The movie even mostly hangs together as a thought experiment, though it overcomplicates the plot in a couple of ways. The most problematic overcomplication is the movie's premise that humanity has stopped making Jaegers -- the giant human-run robots that are the only effective defense against the monstrous Kaiju that periodically come striding out of a dimensional rift in the Pacific Ocean floor -- and instead turned to building a giant, and soon-to-be-proven useless, wall around the Pacific (!!!!!!!!). It would have been a lot simpler to note that the defense program is temporaily short on Jaegers due to the increase in period and frequency of Kaiju attacks, and move on.
Other than that, though, the movie is a lot of fun, with an emphasis on teamwork over individuality, and a multi-national cast that may have hindered its box-office performance in the United States. Either that, or they should have just titled it Transformers: Pacific Rim, even though the robots don't actually transform.

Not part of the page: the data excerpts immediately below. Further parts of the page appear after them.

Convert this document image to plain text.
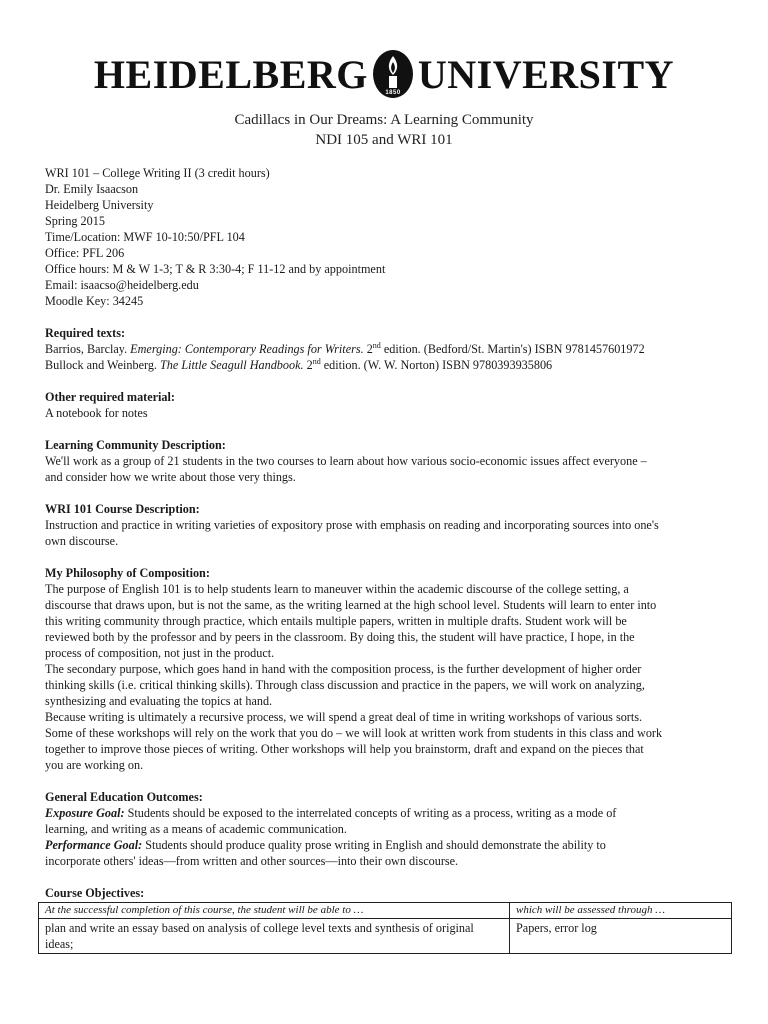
HEIDELBERG	1850 UNIVERSITY
Cadillacs in Our Dreams: A Learning Community
NDI 105 and WRI 101
WRI 101 – College Writing II (3 credit hours)
Dr. Emily Isaacson
Heidelberg University
Spring 2015
Time/Location: MWF 10-10:50/PFL 104
Office: PFL 206
Office hours: M & W 1-3; T & R 3:30-4; F 11-12 and by appointment
Email: isaacso@heidelberg.edu
Moodle Key: 34245
Required texts:
Barrios, Barclay. Emerging: Contemporary Readings for Writers. 2nd edition. (Bedford/St. Martin's) ISBN 9781457601972
Bullock and Weinberg. The Little Seagull Handbook. 2nd edition. (W. W. Norton) ISBN 9780393935806
Other required material:
A notebook for notes
Learning Community Description:
We'll work as a group of 21 students in the two courses to learn about how various socio-economic issues affect everyone –
and consider how we write about those very things.
WRI 101 Course Description:
Instruction and practice in writing varieties of expository prose with emphasis on reading and incorporating sources into one's
own discourse.
My Philosophy of Composition:
The purpose of English 101 is to help students learn to maneuver within the academic discourse of the college setting, a
discourse that draws upon, but is not the same, as the writing learned at the high school level. Students will learn to enter into
this writing community through practice, which entails multiple papers, written in multiple drafts. Student work will be
reviewed both by the professor and by peers in the classroom. By doing this, the student will have practice, I hope, in the
process of composition, not just in the product.
The secondary purpose, which goes hand in hand with the composition process, is the further development of higher order
thinking skills (i.e. critical thinking skills). Through class discussion and practice in the papers, we will work on analyzing,
synthesizing and evaluating the topics at hand.
Because writing is ultimately a recursive process, we will spend a great deal of time in writing workshops of various sorts.
Some of these workshops will rely on the work that you do – we will look at written work from students in this class and work
together to improve those pieces of writing. Other workshops will help you brainstorm, draft and expand on the pieces that
you are working on.
General Education Outcomes:
Exposure Goal: Students should be exposed to the interrelated concepts of writing as a process, writing as a mode of
learning, and writing as a means of academic communication.
Performance Goal: Students should produce quality prose writing in English and should demonstrate the ability to
incorporate others' ideas—from written and other sources—into their own discourse.
Course Objectives:
At the successful completion of this course, the student will be able to …	which will be assessed through …
plan and write an essay based on analysis of college level texts and synthesis of original ideas;	Papers, error log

The main cast of Charlie Hunnam, Rinko Kikuchi, and Idris Elba is tremendously likeable; the twitchy scientists played by Burn Gorman and Charlie Day are intermittently amusing and ultimately heroic; the Kaiju organlegger played by Ron Perlman is a welcome jolt of energy. The robots look great, as do the Kaiju, though I wish the filmmakers had spent a bit more on visual effects and given us one extended Jaeger vs. Kaiju battle staged entirely in the day-time. The murkiness of the night battles and the undersea battles sometimes gets a bit annoying.
The best Kaiju sequence, as if from a postmodern fairytale, involves one of the gargantuan monsters -- this one vaguely crab-like -- chasing a little girl through the streets of Tokyo. It's scary and funny, and better than pretty much any visual effects sequence from any other blockbuster this summer. Highly recommended.